Découvrir la cellule d’origine dans le carcinome fibrolamellaire
Pour pouvoir développer de nouvelles thérapies, il est également essentiel de comprendre la biologie du cancer lui-même. L’une des premières étapes consiste à comprendre de quel type de cellule provient le cancer : la cellule d’origine. Comprendre l’importance des défauts génétiques spécifiques dans l’initiation de la FLC et de la cellule d’origine pourrait être crucial pour comprendre comment la tumeur pourrait se comporter plus tard.

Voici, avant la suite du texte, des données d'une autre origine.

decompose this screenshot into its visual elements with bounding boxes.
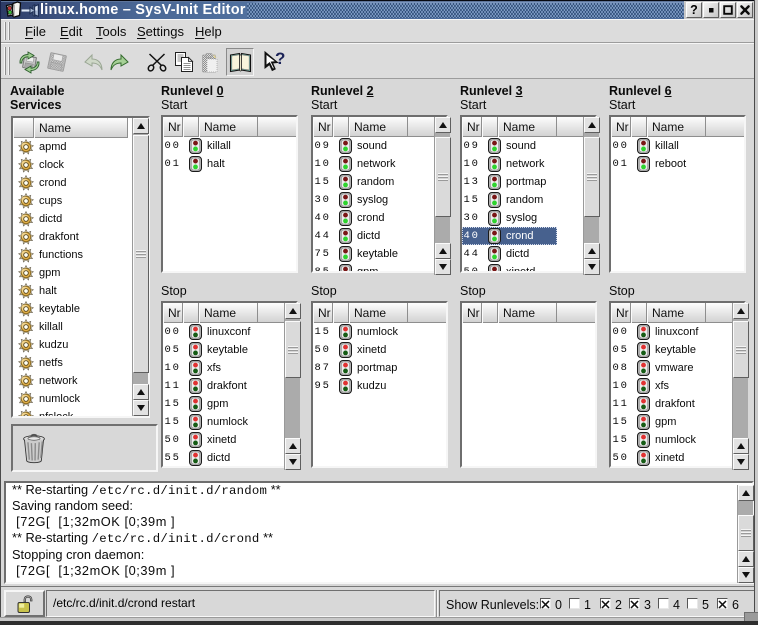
svg-text:?: ? bbox=[275, 50, 285, 68]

Cependant, au cours de l’étude, cela s’est avéré particulièrement difficile pour FLC. Artegiani: «La cause principale est que ces tumeurs présentent des caractéristiques à la fois des hépatocytes et des cellules canalaires, les deux cellules les plus importantes du foie. Nos organoïdes ont montré que la coopération de PRKAR2A et BAP1 transformait un hépatocyte initialement sain en une cellule canalaire, avec des caractéristiques accrues de cellules souches cancéreuses. Cette transformation d’un type cellulaire en un autre s’appelle la transdifférenciation. Il s’agit d’un phénomène particulièrement intéressant qui pourrait se produire dans diverses tumeurs et qui rend l’identification de la cellule d’origine particulièrement difficile. Cependant, grâce à l’utilisation de nos modèles, nous avons pu découvrir les hépatocytes en tant que cellule d’origine probable.
Prochaines étapes
Dans l’ensemble, cette étude fait progresser considérablement la compréhension du FLC et ouvre la voie à de nouvelles recherches sur la façon de mieux traiter ce type de cancer rare. Les connaissances sur les défauts génétiques pourraient potentiellement conduire à de nouvelles thérapies pour les enfants atteints de cette maladie. Et comprendre l’importance des défauts génétiques spécifiques dans l’initiation de la FLC pourrait également aider à l’avenir à mieux comprendre l’hétérogénéité tumorale et la réponse entre les patients.
Cette étude a été financée par la Fondation du cancer fibrolamellaire (FCF).